Inhibitory effect of the dietary lipid di-homo-gamma linolenic acid on platelet reactivity

JO Kusznir, PC Armstrong, TD Warner. William Harvey Research Institute, Barts and The London School of Medicine and Dentistry, Queen Mary University of London, London, UK

The platelet lipid membrane provides the substrates for downstream eicosanoid production that in turn may alter platelet reactivity. The lipid composition of the membrane is strongly influenced by diet. We therefore examined the effect of the saturated fatty acid, stearic acid (SA), and the omega-6 fatty acids linoleic acid (LA) and di-homo-gamma linolenic acid (DGLA), on platelet aggregation.

Blood was collected by venepuncture into sodium citrate (3.2% w/v), from healthy volunteers who had provided written consent (St Thomas’s Hospital Research Ethics Committee, reference 07/Q0702/24). Platelets were isolated by sequential centrifugation and washing steps before final suspension in modified HEPES buffer. Samples were incubated with SA, LA or DGLA (10μM) for ten minutes. Aggregation, measured by 96-well Optimul or traditional light transmission aggregometry was then tested using, as platelet agonists, either collagen (0.1-30μg/ml) or thrombin receptor-activating peptide (TRAP) 6 (0.1-30μM).

Concentration response curves were constructed and log EC50 values calculated for collagen and TRAP-6 induced aggregation in presence of vehicle or fatty acid (Table 1). SA caused no differences in response to either agonist, whereas LA, and more strongly DGLA, reduced aggregation to both (*p<0.05 by two-way ANOVA).

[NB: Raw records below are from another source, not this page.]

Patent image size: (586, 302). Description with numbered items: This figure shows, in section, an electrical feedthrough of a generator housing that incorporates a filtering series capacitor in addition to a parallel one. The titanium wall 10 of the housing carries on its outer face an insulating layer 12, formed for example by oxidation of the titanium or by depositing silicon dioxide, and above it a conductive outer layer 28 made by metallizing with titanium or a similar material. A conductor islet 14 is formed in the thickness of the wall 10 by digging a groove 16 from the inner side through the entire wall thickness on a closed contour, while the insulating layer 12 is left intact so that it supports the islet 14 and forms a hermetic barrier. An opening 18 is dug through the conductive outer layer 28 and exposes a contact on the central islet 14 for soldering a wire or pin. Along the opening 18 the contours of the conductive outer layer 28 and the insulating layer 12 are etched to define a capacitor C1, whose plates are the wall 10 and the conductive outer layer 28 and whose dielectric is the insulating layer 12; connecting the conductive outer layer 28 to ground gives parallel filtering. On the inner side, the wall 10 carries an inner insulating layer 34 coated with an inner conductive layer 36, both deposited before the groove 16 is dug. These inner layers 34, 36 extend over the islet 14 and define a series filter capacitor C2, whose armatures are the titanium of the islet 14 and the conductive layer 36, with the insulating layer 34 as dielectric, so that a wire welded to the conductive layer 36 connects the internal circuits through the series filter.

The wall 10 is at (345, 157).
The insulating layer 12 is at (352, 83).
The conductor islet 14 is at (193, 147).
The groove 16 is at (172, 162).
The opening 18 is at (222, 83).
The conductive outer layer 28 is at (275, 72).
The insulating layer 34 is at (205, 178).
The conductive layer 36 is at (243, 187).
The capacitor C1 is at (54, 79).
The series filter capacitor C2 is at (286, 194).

Table 1: Log EC50 values (mean ±SEM, n=4)

The inhibitory effects of LA and DGLA on aggregation were confirmed using traditional light transmission aggregometry. In response to collagen (10μg/ml), compared to vehicle (71±2% maximum aggregation) LA did not demonstrate significant inhibition (65±2%; p>0.05) whereas DGLA did (41±5%, p<0.05). The inhibitory effects of LA and DGLA were more pronounced when TRAP-6 (3μM) was used as the agonist (vehicle, 62±7%; LA, 39±11%; and DGLA, 22±12%; p<0.05, n=4 for both). DGLA but not LA, compared to vehicle, demonstrated an inhibitory effect even when aggregation was induced by an increased TRAP-6 concentration (20μM; 51±3% vs 73±2%; p<0.05, n=4).

In conclusion, the two omega-6 fatty acids investigated inhibited platelet aggregation, whereas SA was without effect. DGLA had the greatest inhibitory effect but more work is required to identify the mechanistic pathway. Considering the significance of dietary fatty acid consumption on the constituents of the platelet phospholipid membrane, these data indicate the potential therapeutic benefits that could arise from diet modification. In particular, a DGLA-rich diet may help to reduce platelet reactivity.